第34話

「どこに行く気?」


 俺の腕を強く握り、鬼のような剣幕で俺に詰め寄るのは姫だ。


「姫、何で?」


「要と話してあんたらの後つけることにしたのよ。危なっかしいからね。そしたら案の定」


 凄い剣幕の姫に睨まれ、店員さんの肩がビクッと跳ねる。


「怪しいお店に連れ込まれそうになって……! そんな風に育てたつもりはないんだけど?」


「育てられた覚えもないんですが」


「とにかく行くわよ。
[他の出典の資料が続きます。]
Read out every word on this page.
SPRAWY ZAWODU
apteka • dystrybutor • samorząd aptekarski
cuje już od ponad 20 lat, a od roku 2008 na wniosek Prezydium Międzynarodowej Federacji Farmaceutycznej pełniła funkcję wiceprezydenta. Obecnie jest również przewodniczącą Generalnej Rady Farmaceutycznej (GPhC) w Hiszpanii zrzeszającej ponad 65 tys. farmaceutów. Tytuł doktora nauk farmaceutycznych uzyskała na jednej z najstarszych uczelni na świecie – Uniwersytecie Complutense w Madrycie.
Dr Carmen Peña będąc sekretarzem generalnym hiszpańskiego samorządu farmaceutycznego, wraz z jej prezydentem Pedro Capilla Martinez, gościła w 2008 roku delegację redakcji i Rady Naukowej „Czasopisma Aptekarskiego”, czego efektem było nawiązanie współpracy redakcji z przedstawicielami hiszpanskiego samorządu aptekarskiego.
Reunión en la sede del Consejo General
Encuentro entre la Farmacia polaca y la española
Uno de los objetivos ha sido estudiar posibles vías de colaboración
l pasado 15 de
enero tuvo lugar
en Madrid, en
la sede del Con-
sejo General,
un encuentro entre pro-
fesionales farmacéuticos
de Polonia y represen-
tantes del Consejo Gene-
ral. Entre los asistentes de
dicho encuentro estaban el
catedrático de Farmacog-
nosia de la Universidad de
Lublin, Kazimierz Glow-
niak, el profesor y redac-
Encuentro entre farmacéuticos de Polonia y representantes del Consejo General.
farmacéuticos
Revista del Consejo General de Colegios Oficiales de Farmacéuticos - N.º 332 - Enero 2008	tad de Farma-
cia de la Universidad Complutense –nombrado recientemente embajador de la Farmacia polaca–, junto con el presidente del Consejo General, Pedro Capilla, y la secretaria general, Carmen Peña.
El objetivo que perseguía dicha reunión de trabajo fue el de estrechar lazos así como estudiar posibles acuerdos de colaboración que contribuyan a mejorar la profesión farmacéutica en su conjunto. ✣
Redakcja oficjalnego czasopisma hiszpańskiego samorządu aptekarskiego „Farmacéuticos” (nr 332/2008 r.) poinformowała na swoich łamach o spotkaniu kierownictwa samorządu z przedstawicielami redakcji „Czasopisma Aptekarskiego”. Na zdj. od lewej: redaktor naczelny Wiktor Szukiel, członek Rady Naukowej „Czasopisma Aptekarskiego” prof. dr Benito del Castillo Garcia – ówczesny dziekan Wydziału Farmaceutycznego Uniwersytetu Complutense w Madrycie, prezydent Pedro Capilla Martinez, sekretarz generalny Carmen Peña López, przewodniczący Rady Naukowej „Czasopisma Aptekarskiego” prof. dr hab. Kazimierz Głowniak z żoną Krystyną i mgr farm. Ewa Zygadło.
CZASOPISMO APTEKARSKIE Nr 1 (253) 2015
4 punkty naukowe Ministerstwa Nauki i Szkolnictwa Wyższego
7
飲みたいなら日が沈んでからでも遅くないでしょ」


「でも、姫、お酒好きじゃん」


 俺がそう言うと、翻って歩き出そうとしていた姫の動きがストップする。


「一人で落ち着いた雰囲気のバーとか行くの趣味だって言ってたし、そういうお店でバイトしたこともあるって」


「ええっ! 姫さんそうなんですか⁉ 初耳です!」


 姫はジトッとした目付きで振り返り、眉間に皺を寄せる。


「あれは、一時の気の迷いというか……もう絶対やらない」


「でもでも、お酒好きなんでしょ?」


「……」


「それでストレス発散してるって言ってたし」


「まあそうだけど」


「俺には、それがよくわからないから」


「一生わからなくて良い」


「でもっ、折角なら経験してみたいし、ユリだって」


「あーもうわかった! わかったから! 要!」


「はいな」


 一体どうやって気配を消していたのか、白崎が路地裏からひょこっと顔を出す。


「安全そうなお店探しといて」


「りょ」


「んで、そこの二人」


「「はいっ」」


 難しい顔の姫は一転、子供に向けるような優しい笑顔を浮かべた。


「せっかく上野に来たんだから色々観光してから飲もうか」


「えっ、良いの⁉」


「やったー!」


「良い子にしてたらね」


 姫はそう言ってはにかんで、くるっと翻って歩き出す。


「やったねユリ!」


「楽しみですね!」


「お二人さん、近くに動物園あるんだけど、行く?」


「どう、ぶつえん」


 白崎にそう聞かれるが、ユリはあまりピンと来ていないようだ。


「えっとね、色んな動物を見たり触ったり出来る場所! 結構珍しいのもいるらしいよ」


「面白そう! 行ってみたいです!」


「じゃあ決まりね! 姫ちゃーん! 動物園行くよー!」


「はーい」


「楽しいですね。マスター」


 並んで歩いている白崎と姫に聞こえないように、ユリが唐突にそんなことを言う。


「うん、楽しいね」


「今、どんな匂いがしますか?」


「え?」


 聞かれ、困惑するが、俺なりに鼻を利かせてみる。


「特に……食べ物の匂いとか結構するかな」


「暑いですか? 寒いですか?」


「うーん、どちらでもないかな。ちょっと寒いくらい」


「ちょっと前まですごく寒い日もあったのに、季節は変わっていくんですね」


 ユリの言いたいことがよくわからず、俺は首を傾げる。


「マスター、私実は知ってるんです」


 その瞬間、俺を取り囲む世界の全てが灰色になった気がした。


「私の寿命があと、二か月半しかないかもしれないということを」


 ユリの声には悲壮感と絶望感が詰まっていて、俺はそれを知る前のユリとはもう会えないのだった。